Indeed, the Contemporary art market’s potential could be seen as an example of Metcalfe’s Law. We could express this as the market’s potential on the internet is proportional to the square of the number of its connected buyers, collectors, dealers and curators.

Since the year 2000, the Contemporary art market has multiplied in value almost 14 times. This growth has been driven by ease of access to the market and the dematerialisation of sales, with the internet becoming a primary medium of discovery and exchange. No less than 95% of the market’s participants are connected to sales, mainly via mobile devices.

However, a number of other factors have been driving the Contemporary art market, not the least of which is its ‘financialisation’. This aspect has combined with a massive increase in the number of Fine Art consumers (from 500,000 after WWII to around 70 million in 2015), a significant reduction in the average age of art consumers and the geographical extension of the market to Asia, the Pacific Rim, India, South Africa, the Middle East and Latin America. Our long-standing association with our Chinese institutional partner, the Artron Group and AMMA (Art Market Monitor by Artron), headed by Wan Jie, generates vital insight into the development of China’s art market and allows unprecedented analysis of the Asian continent as a whole. Home to a vast population of highly talented artists, we expect the future of the Contemporary art market to be largely driven by the market’s Eastern hemisphere.

Another driving force in the growth of the Contemporary art market is of course the global museum industry: approximately 700 new museums (all categories) are opening around the world every year, making the museum industry a significant economic reality in the 21st century. More museums were built 2000 and 2014 than during the previous 200 years. As these museums search the markets for museum-quality works they contribute to the spectacular growth of the art market. In 2016/2017, no less than 1,200 new museums will open in the world’s five continents and Contemporary art will undoubtedly play a major role in that movement.

With Central banks around the world practicing monetary policies that punish savers and undermine pension plans, the art market is posting insolent health with its Contemporary segment posting turnover growth of 1,370% over the last 16 years. This dynamism is not just reserved for the market’s stars. Our figures show that even for works valued above the $20,000 threshold, the average value accretion is approximately 9% over the same period.

However, these market phenomena are not the only changes in Contemporary art; there has also been an underlying sociological evolution that has allowed Contemporary artists to make mature decisions about their output, decisions that ultimately foster enhanced market confidence. The old cliché of the “ill-fated artist” has been forgotten and the old saying the only good artist is a dead artist has been consigned to history.

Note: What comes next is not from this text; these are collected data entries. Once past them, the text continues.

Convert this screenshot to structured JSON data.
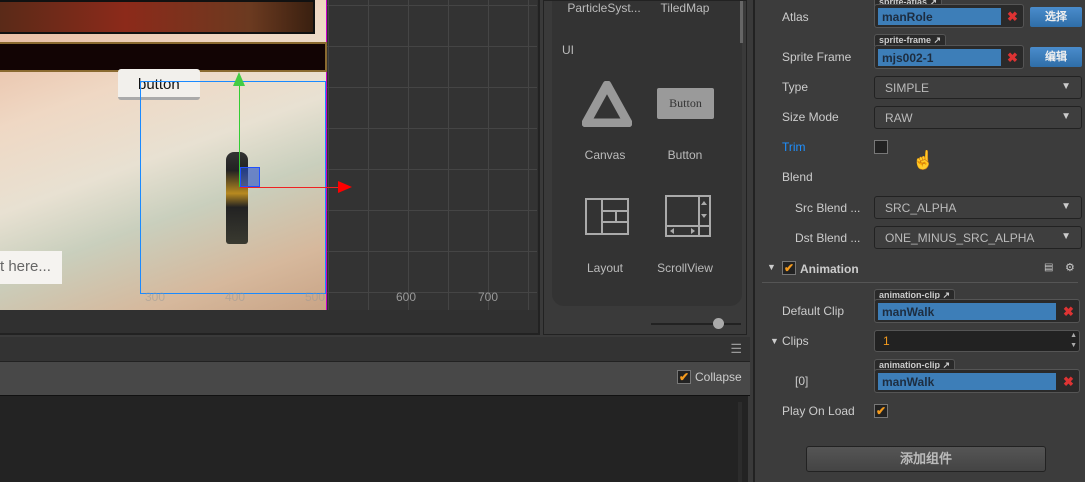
{
  "scene": {
    "button_node_label": "button",
    "input_node_placeholder": "t here...",
    "ruler_ticks": [
      "300",
      "400",
      "500",
      "600",
      "700"
    ]
  },
  "assets": {
    "items_top": [
      "ParticleSyst...",
      "TiledMap"
    ],
    "section_ui": "UI",
    "items": [
      {
        "label": "Canvas",
        "icon": "canvas-icon"
      },
      {
        "label": "Button",
        "icon": "button-icon",
        "icon_text": "Button"
      },
      {
        "label": "Layout",
        "icon": "layout-icon"
      },
      {
        "label": "ScrollView",
        "icon": "scrollview-icon"
      }
    ]
  },
  "console": {
    "collapse_label": "Collapse",
    "collapse_checked": true
  },
  "inspector": {
    "atlas": {
      "label": "Atlas",
      "tag": "sprite-atlas",
      "value": "manRole",
      "button": "选择"
    },
    "sprite_frame": {
      "label": "Sprite Frame",
      "tag": "sprite-frame",
      "value": "mjs002-1",
      "button": "编辑"
    },
    "type": {
      "label": "Type",
      "value": "SIMPLE"
    },
    "size_mode": {
      "label": "Size Mode",
      "value": "RAW"
    },
    "trim": {
      "label": "Trim",
      "checked": false
    },
    "blend": {
      "label": "Blend"
    },
    "src_blend": {
      "label": "Src Blend ...",
      "value": "SRC_ALPHA"
    },
    "dst_blend": {
      "label": "Dst Blend ...",
      "value": "ONE_MINUS_SRC_ALPHA"
    },
    "animation": {
      "title": "Animation",
      "enabled": true,
      "default_clip": {
        "label": "Default Clip",
        "tag": "animation-clip",
        "value": "manWalk"
      },
      "clips": {
        "label": "Clips",
        "count": "1"
      },
      "clip0": {
        "label": "[0]",
        "tag": "animation-clip",
        "value": "manWalk"
      },
      "play_on_load": {
        "label": "Play On Load",
        "checked": true
      }
    },
    "add_component": "添加组件"
  },
  "colors": {
    "accent": "#3d7eb8",
    "checkbox": "#f39a1d",
    "trim_label": "#1e90ff"
  }
}
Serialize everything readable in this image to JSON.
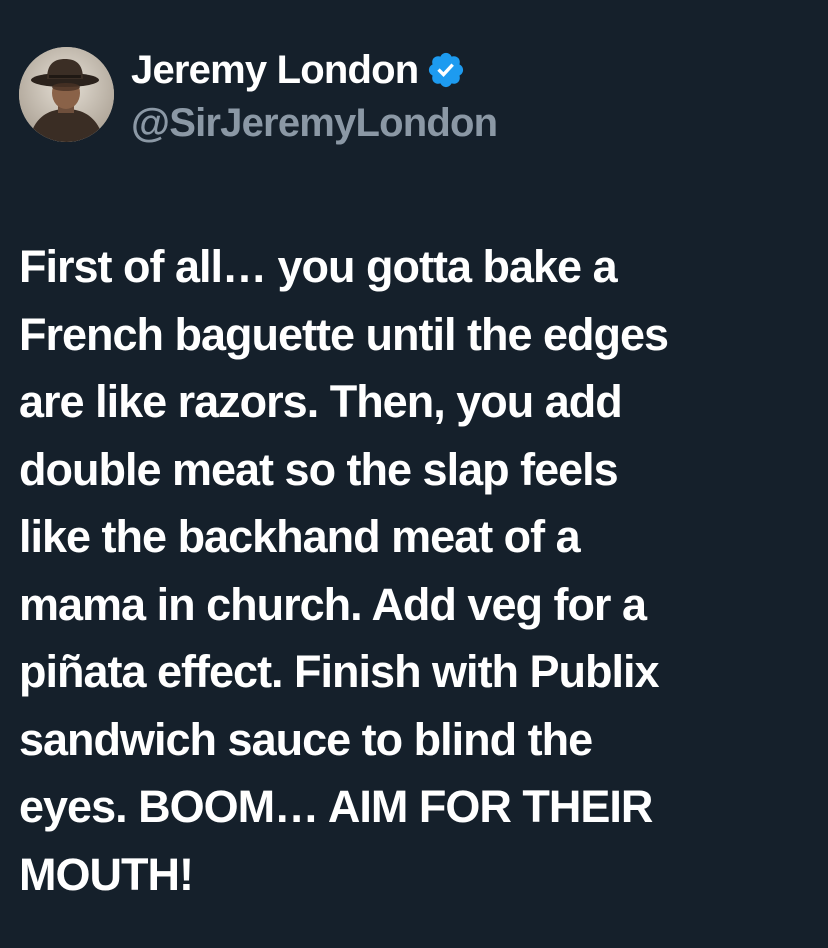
{
  "author": {
    "display_name": "Jeremy London",
    "handle": "@SirJeremyLondon",
    "verified": true,
    "verified_color": "#1d9bf0",
    "avatar_icon": "avatar-cowboy-hat"
  },
  "tweet": {
    "text": "First of all… you gotta bake a\nFrench baguette until the edges\nare like razors. Then, you add\ndouble meat so the slap feels\nlike the backhand meat of a\nmama in church. Add veg for a\npiñata effect. Finish with Publix\nsandwich sauce to blind the\neyes. BOOM… AIM FOR THEIR\nMOUTH!"
  },
  "colors": {
    "background": "#15202b",
    "text_primary": "#ffffff",
    "text_secondary": "#8b98a5"
  }
}
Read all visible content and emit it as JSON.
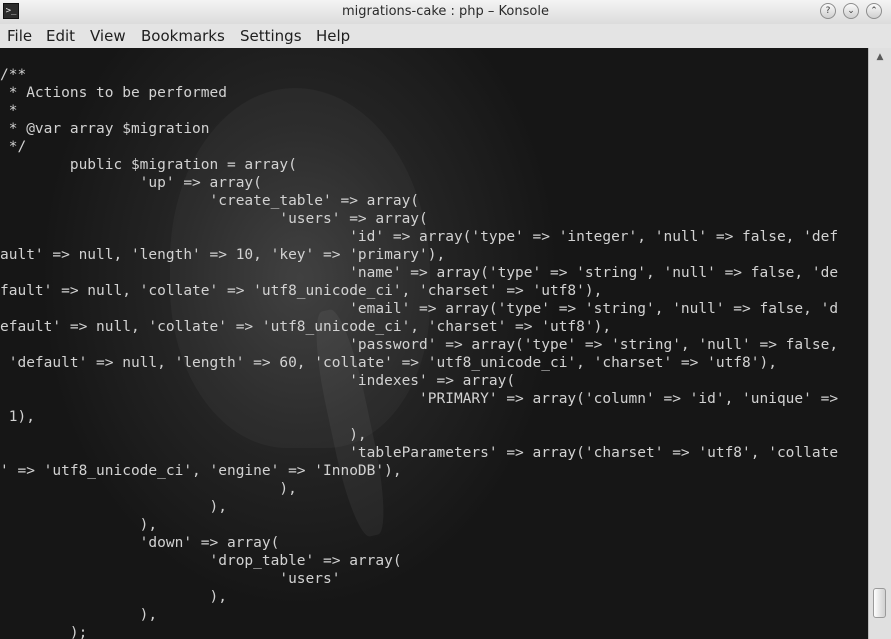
{
  "window": {
    "title": "migrations-cake : php – Konsole",
    "app_icon": ">_",
    "buttons": {
      "help": "?",
      "minimize": "⌄",
      "maximize": "⌃",
      "close": "✕"
    }
  },
  "menu": [
    "File",
    "Edit",
    "View",
    "Bookmarks",
    "Settings",
    "Help"
  ],
  "terminal": {
    "lines": [
      "/**",
      " * Actions to be performed",
      " *",
      " * @var array $migration",
      " */",
      "        public $migration = array(",
      "                'up' => array(",
      "                        'create_table' => array(",
      "                                'users' => array(",
      "                                        'id' => array('type' => 'integer', 'null' => false, 'def",
      "ault' => null, 'length' => 10, 'key' => 'primary'),",
      "                                        'name' => array('type' => 'string', 'null' => false, 'de",
      "fault' => null, 'collate' => 'utf8_unicode_ci', 'charset' => 'utf8'),",
      "                                        'email' => array('type' => 'string', 'null' => false, 'd",
      "efault' => null, 'collate' => 'utf8_unicode_ci', 'charset' => 'utf8'),",
      "                                        'password' => array('type' => 'string', 'null' => false,",
      " 'default' => null, 'length' => 60, 'collate' => 'utf8_unicode_ci', 'charset' => 'utf8'),",
      "                                        'indexes' => array(",
      "                                                'PRIMARY' => array('column' => 'id', 'unique' =>",
      " 1),",
      "                                        ),",
      "                                        'tableParameters' => array('charset' => 'utf8', 'collate",
      "' => 'utf8_unicode_ci', 'engine' => 'InnoDB'),",
      "                                ),",
      "                        ),",
      "                ),",
      "                'down' => array(",
      "                        'drop_table' => array(",
      "                                'users'",
      "                        ),",
      "                ),",
      "        );"
    ]
  },
  "colors": {
    "terminal_bg": "#1b1b1b",
    "terminal_fg": "#d2d2d2",
    "chrome": "#e4e4e4"
  },
  "icons": {
    "app": "konsole-terminal-icon",
    "help": "question-icon",
    "minimize": "chevron-down-icon",
    "maximize": "chevron-up-icon",
    "close": "close-icon",
    "scroll_up": "arrow-up-icon"
  },
  "scrollbar": {
    "up_arrow": "▲",
    "position_fraction": 0.95
  }
}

This eleventh Artprice Global Contemporary Art Market Annual Report examines the core issues and trends underpinning this new sociological and economic reality.

As I have said before and in answer to my initial question about the contentiousness of Contemporary art, today’s Contemporary artists are once again playing their natural role. As the philosopher Giorgio Agamben expresses it: “A contemporary artist is someone who dares to look straight into the obscure beam of his era”… and the results will always be disturbing and contentious.

As the founder and CEO of Artprice, I have also been an artist-sculptor for thirty-four years; and it seems to me that Agamben’s succinct depiction of the role played by Contemporary artists is indeed the most accurate, the most tragic, but also the most poetic.

In our standardised and globalised “global village”, the Contemporary artist expands the depth and range of our connections to the world, including a vast spectrum of notions that we may class as spiritual. This role satisfies a permanent need as we move towards the virtualisation that will undoubtedly generate a paradigm shift in the not too distant future.